Por Redação | 27.06.2016 às 12:37
photo_camera Divulgação

Aos poucos, a imagem de que computação, física e programação são cursos exclusivamente masculinos está mudando, mesmo com grande resistência. Depois de ouvir de uma colega de trabalho que era "burra" e que nunca aprenderia a fazer um site para a web, a jornalista Iana Chan decidiu criar um clube de programadoras para mostrar que as mulheres podem, sim, programar.

A iniciativa chamada PrograMaria tem cursos de introdução à linguagem JavaScript, lógica da programação e aulas que ensinam a utilizar diversas ferramentas necessárias para a criação de um site. De acordo com o site do projeto, sua missão é "empoderar meninas e mulheres por meio da tecnologia".

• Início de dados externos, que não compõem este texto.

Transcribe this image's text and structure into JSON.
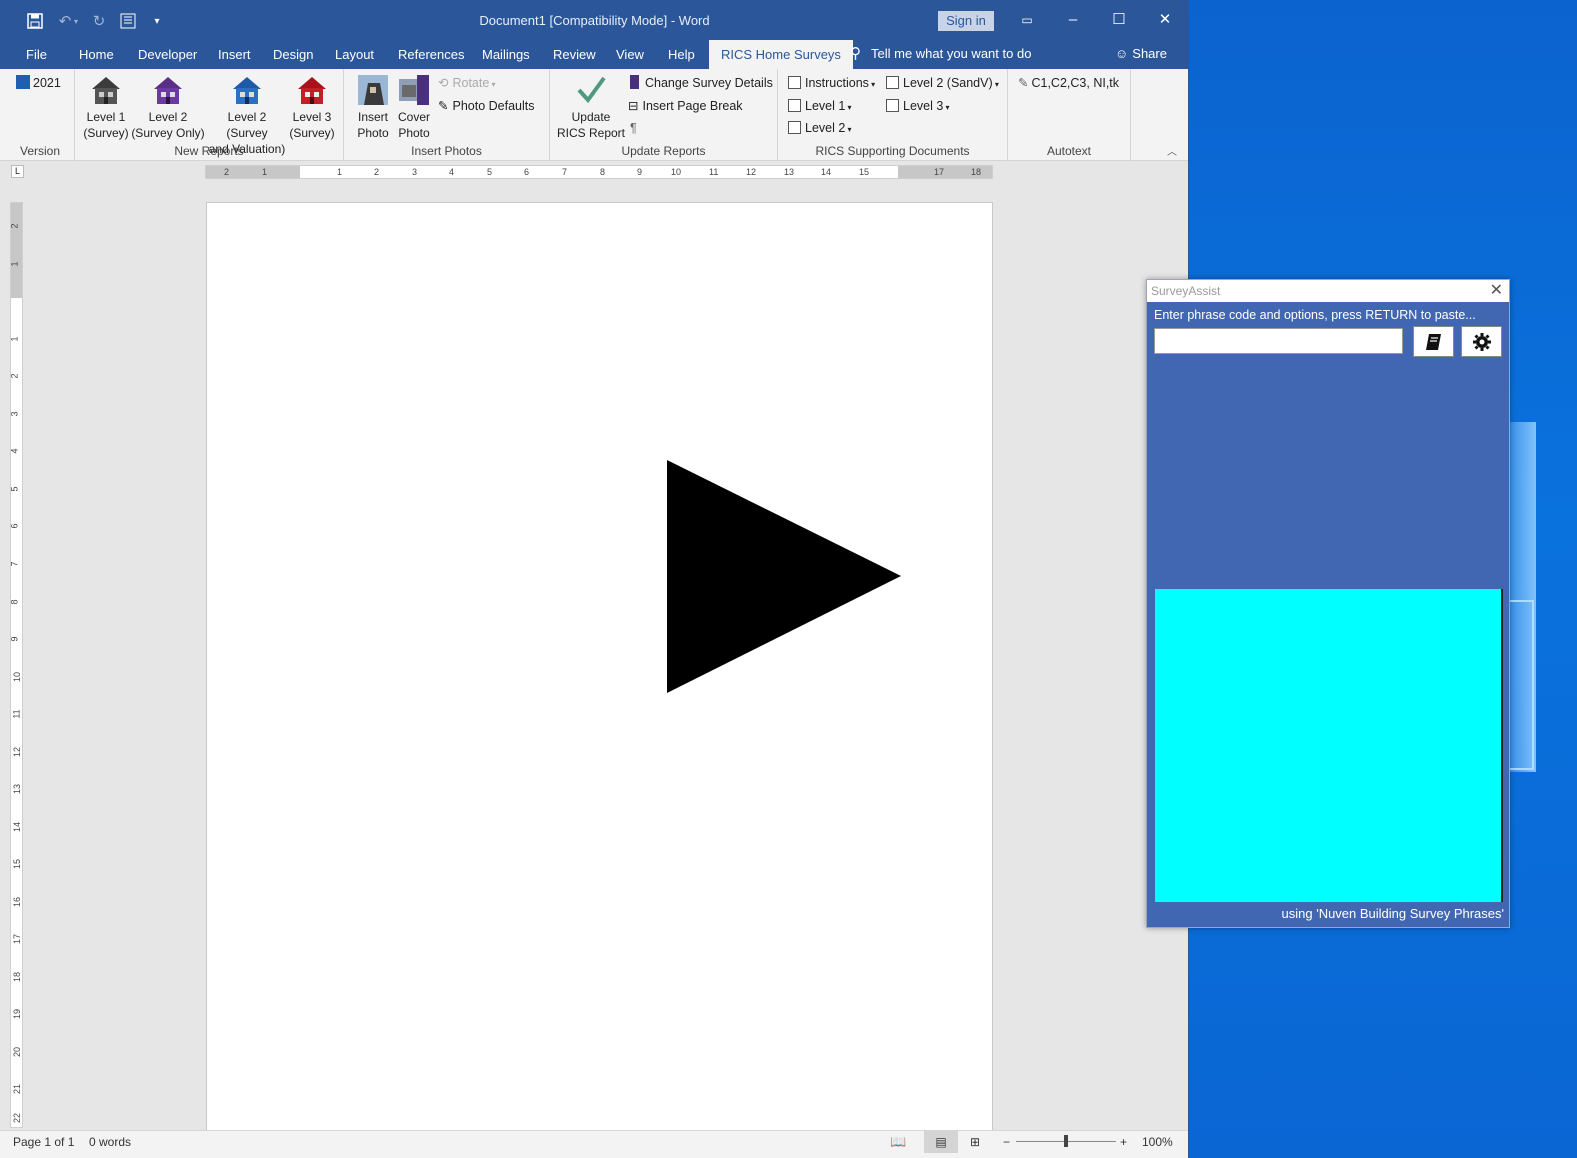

Segundo pesquisa do IBGE, apenas 22% dos estudantes de Ciências da Computação são mulheres. Assim, o grupo pretende atacar dois coelhos com uma cajadada só: aumentar a diversidade no curso e fornecer mão de obra especializada.

A primeira turma do PrograMaria teve inicio neste mês e conta com 30 participantes. Para suprir a procura pelo curso, seria necessário a criação de 30 turmas, de acordo com a idealizadora do projeto.

Mesmo com pouco tempo de existência, a iniciativa foi premiada pelo Google, pelo programa Tech Sampa, da Prefeitura de São Paulo, e pela Rede Mulheres Empreendedoras. Além disso, Intel, Fiap e Caelum, local onde as aulas acontecem, também são parceiras do programa.

A próxima turma deve ter início em agosto e, até o momento, já tem uma rede com 300 empreendedoras, programadoras, designers e voluntárias As aulas acontecem aos sábados, das 9h às 16h30.